A quantum many-body system has an energy spectrum — a list of allowed energies. If the system is chaotic, the spectrum follows random matrix statistics: level spacings obey the Wigner-Dyson distribution, and consecutive levels repel each other. If the system is integrable, levels are independent and spacings follow a Poisson distribution. This dichotomy — chaotic or integrable — has been the main question asked of energy spectra for decades.
He, Hutsalyuk, Mussardo, and Stampiggi (arXiv:2602.20256) show that asking this question of the full spectrum misses structure hiding in subsequences.
Spectral decimation is the method: take every nth energy level and analyze the statistics of the subsequence. The key insight is that different symmetry sectors of the Hilbert space contribute energy levels at different rates. When you decimate — sample every second or third level — you preferentially extract levels from the sector that contributes most densely. They call this the Characteristic Symmetry Sector (CSS), and derive an exact expression: its dimension equals the size-biased average of all symmetry sector dimensions.
The applications reveal what the full spectrum cannot see. In Hilbert-space fragmented systems, the full spectrum looks nearly random — close to Wigner-Dyson statistics. But decimation isolates correlated subsectors, showing that the apparent chaos is actually a statistical mixture of structured fragments. The system isn't chaotic; it is several non-chaotic systems layered on top of each other, and only the superposition looks random.
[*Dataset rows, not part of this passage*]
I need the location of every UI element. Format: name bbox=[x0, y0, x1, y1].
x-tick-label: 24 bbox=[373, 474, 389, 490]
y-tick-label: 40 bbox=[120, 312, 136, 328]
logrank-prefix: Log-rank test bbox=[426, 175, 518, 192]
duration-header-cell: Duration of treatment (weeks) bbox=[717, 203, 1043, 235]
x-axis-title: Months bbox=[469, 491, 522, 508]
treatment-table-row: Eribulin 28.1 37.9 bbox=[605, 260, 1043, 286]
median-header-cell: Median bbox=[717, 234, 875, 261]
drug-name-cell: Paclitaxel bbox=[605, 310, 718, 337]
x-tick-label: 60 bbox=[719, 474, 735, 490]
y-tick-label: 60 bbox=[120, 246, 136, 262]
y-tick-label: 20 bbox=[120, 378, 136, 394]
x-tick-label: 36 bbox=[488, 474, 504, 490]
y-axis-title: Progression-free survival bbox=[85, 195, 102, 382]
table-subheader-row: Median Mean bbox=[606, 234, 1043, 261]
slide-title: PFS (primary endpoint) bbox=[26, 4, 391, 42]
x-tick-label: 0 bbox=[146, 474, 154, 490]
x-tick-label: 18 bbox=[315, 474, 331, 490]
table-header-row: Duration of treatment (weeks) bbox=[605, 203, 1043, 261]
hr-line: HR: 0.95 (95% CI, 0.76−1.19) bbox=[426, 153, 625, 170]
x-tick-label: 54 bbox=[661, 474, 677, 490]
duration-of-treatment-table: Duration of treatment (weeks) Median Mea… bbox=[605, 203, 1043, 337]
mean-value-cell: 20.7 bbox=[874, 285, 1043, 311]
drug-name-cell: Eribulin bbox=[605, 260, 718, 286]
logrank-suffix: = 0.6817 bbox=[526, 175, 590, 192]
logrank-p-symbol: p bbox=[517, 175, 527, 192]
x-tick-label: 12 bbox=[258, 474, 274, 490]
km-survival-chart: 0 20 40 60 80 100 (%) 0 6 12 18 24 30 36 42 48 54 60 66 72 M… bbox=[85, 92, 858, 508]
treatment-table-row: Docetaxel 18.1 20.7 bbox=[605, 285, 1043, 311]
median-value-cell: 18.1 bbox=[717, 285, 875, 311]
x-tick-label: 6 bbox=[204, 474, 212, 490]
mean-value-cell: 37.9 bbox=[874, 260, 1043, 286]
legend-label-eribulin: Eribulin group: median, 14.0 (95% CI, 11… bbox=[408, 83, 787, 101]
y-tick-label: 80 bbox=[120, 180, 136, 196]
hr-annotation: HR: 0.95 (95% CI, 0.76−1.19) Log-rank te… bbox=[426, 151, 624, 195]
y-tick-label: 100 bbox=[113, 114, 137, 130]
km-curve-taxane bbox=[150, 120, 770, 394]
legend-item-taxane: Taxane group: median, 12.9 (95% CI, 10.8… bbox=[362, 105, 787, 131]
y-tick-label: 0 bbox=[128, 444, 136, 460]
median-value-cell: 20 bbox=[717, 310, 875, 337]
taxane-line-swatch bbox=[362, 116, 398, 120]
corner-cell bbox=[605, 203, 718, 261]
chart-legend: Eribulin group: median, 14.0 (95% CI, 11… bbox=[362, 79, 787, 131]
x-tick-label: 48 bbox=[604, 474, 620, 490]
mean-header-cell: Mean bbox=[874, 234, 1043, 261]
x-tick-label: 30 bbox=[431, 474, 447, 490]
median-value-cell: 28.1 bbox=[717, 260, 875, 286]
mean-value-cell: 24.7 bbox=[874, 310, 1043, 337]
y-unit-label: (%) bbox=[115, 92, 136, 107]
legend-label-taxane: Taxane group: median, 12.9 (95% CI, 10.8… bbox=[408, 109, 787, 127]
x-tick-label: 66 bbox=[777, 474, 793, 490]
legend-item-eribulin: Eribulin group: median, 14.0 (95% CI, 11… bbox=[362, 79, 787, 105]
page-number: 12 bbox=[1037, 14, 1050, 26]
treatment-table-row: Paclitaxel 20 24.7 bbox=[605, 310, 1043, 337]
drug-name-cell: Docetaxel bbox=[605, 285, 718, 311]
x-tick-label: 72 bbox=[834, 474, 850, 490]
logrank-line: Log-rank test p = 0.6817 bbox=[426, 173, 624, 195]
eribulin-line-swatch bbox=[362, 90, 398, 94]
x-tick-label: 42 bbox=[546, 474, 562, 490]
In disordered Heisenberg chains, decimation tracks the emergence of integrability through a shrinking CSS. As disorder increases, the characteristic sector contracts — fewer and fewer levels participate in the dominant statistical pattern. The transition from chaos to integrability is visible as a geometric shrinkage in Hilbert space, not just a change in level spacing statistics.
The deeper point: a spectrum is not just a set of numbers. It is a set of numbers with internal structure that depends on which subset you examine. The full set can deceive. The subsequence reveals.
This is a general principle in data analysis — aggregation destroys structure that disaggregation recovers — but it acquires special force in quantum mechanics, where the structure being hidden is a symmetry. The universe put the symmetry there. The spectrum scrambles it. Decimation unscrambles it by the simple act of skipping.